TV stations like NBC and Univision as well as Ora TV, which is owned by Mexican billionaire Carlos Slim, cancelled contracts for the broadcast of various beauty contests, among others, organized by Trump. The department store chain Macy’s has stopped selling men’s shirts and ties with the successful businessman’s logo. America’s beloved NASCAR racing will no longer be sponsored by Trump.

Still, there were Republicans that defended Trump. New York congressman, Representative Peter King, explained that the comments about Mexican immigrants were “taken out of context.” And, right in the middle of the debate, news broke of a Mexican in San Francisco who had already been deported five times who killed an American woman when he randomly shot into a crowd. That appeared to confirm Trump’s criticism of the government’s much too tolerant approach toward illegal immigrants. His ratings in the polls shot up. The fact that the Mexican government does not follow any policy of sending offenders or drug addicts to the U.S., as Trump’s claim suggests, went unnoticed in the heated discussion.

Now Trump has repeated the same recipe with his attack on McCain: Attack a politically incorrect subject or a renowned Republican, so that a journalist asks your rivals about their opinions, and you’re guaranteed to make headlines! The fact that McCain is without a doubt a war hero was supported by presidential candidates Scott Walker, Rick Perry, Bobby Jindal, Ted Cruz and Mike Huckabee. Jeb Bush tweeted: “Enough with the slanderous attacks. @SenJohnMcCain and all our veterans – particularly POWs, have earned our respect and admiration.”

Erratic Political Developments

It is not unfavorable for Republicans that an outsider is leading the pack at the moment. It is worse that it is a candidate that frightens both Hispanics and the swing voters and is not taken seriously at all. Just a few years ago, he was one of the most prominent minds among the birthers who spread conspiracy theories such as the charge that Obama was not really born in Hawaii but rather Africa, and was therefore not a natural citizen with the natural birthright needed to become president.

Trump, who took over and expanded the real estate enterprise founded by his father, tends to be flexible. In 1999, he changed from the Republican Party to the Independent Party, and went from there to the Democrats in 2001 and returned to the Republicans in 2009. He donated money to Hillary Clinton many times and gave $100,000 to her family foundation, but now says that she was “the worst secretary of state in the history of the United States.”

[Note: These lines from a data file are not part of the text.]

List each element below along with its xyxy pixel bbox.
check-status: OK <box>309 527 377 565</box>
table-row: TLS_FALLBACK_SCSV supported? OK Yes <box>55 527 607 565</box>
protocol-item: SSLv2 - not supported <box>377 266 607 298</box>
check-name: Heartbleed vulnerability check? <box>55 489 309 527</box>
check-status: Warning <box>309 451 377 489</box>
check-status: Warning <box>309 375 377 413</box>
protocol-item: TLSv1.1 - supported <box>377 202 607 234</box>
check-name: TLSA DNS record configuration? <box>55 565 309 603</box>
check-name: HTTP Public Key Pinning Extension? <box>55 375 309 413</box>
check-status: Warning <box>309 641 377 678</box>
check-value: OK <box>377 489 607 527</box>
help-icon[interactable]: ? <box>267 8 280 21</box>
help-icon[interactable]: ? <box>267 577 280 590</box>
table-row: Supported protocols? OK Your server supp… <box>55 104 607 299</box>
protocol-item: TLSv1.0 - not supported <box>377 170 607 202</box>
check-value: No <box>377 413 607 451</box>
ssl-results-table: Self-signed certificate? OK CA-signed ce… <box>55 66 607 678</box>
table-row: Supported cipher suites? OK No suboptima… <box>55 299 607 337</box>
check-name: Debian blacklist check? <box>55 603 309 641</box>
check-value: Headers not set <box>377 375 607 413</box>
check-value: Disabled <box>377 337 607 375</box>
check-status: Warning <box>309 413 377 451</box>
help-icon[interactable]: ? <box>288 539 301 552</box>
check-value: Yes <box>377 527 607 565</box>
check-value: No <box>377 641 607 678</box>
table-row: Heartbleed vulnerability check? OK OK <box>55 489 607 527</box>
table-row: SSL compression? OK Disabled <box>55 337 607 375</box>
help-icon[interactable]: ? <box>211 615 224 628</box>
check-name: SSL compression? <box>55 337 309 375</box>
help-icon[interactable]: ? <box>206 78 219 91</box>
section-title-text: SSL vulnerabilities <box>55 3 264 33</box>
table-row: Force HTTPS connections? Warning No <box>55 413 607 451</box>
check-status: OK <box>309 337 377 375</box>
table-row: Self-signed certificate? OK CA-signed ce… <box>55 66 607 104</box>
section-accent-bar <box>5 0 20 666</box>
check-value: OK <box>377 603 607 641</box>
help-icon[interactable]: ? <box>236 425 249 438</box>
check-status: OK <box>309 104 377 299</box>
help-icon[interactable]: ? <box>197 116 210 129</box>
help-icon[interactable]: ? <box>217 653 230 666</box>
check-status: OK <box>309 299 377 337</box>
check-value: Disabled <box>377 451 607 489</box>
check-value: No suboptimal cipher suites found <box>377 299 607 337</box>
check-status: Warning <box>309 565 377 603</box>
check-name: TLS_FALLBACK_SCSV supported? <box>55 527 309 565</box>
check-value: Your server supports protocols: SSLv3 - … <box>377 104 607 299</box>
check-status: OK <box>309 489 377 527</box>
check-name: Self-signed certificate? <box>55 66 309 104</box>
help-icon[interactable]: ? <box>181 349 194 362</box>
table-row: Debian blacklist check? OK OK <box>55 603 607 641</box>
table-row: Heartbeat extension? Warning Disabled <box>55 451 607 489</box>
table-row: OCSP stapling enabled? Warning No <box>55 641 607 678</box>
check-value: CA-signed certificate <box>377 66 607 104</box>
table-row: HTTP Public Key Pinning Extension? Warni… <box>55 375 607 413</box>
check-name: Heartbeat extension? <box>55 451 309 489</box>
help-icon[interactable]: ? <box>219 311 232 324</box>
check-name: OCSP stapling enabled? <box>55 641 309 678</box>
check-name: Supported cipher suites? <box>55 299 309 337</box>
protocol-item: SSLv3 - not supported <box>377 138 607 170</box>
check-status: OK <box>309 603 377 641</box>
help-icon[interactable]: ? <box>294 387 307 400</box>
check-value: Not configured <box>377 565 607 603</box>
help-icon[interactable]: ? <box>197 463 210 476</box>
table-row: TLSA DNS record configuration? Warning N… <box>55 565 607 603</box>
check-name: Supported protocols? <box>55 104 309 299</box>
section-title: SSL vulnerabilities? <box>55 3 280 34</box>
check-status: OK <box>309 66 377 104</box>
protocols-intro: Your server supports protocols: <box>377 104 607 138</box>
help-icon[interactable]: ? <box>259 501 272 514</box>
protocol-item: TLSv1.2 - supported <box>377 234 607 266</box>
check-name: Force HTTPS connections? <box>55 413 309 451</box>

Trump, once roasted by Obama as a “carnival barker,” knows how to put himself in the spotlight. He concocted and moderated the reality show “The Apprentice” in which he chose a candidate from among ambitious managers to run his company for the annual salary of $250,000. In each episode, he dismissed an unlucky candidate with the strong words “You’re fired!” That is what Trump will also get to hear from Republicans in the foreseeable future. Until then, he’ll probably make more headlines.